Enhanced Policies protect the new owner of the property against all of the things that the basic owners policy does, but it often adds post closing elements to the coverage.  Post closing elements may include: building permit violations, restrictive covenant violations, mineral extraction coverage and easements.  For a complete list of possible coverages, make sure to check with the title company in the area you are purchasing the property.

Basic Facts about Title Insurance
While each state may require different types or coverages based on their needs, there are basic elements that are consistent in every state.
The first consideration is that paying for title insurance is a one time event. Rates for title insurance may vary from state to state, but it only needs to be purchased once and the policy will last as long as the owned by the policy holder.  The cost for the policy can be paid for by the buyer or seller of a property and is often a negotiation item during the transaction.
The second item that is consistent in all transactions is that the buyer has the right to select the company to purchase the title insurance from.  The Real Estate Settlement Procedures Act gives home buyer the right to choose whom they want to provide their settlement services.
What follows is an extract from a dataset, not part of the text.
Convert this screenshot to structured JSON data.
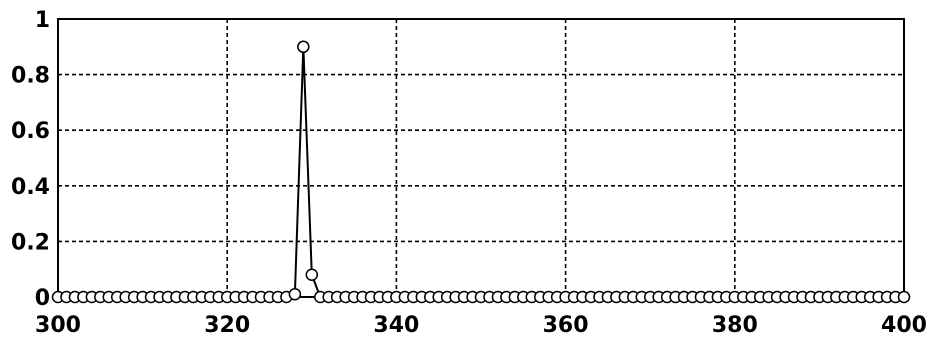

This can be a negotiation item during the transaction as well.

Protecting Your Investment
For many people their home is their biggest investment and it makes sense to do everything they can to protect it.  Title insurance of one of the best low cost purchases that can be made that provides years of protection.
Choosing the right policy is as simple as speaking with your local title company representative about what is common in your area and getting either their basic or enhanced policy.  Often the difference between the two policies is minimal and worth considering the additional expense.
Like other types of insurance, Title Insurance gives you the piece of mind to keep that sick feeling out of the pit of your stomach should something turn up and challenge your ownership.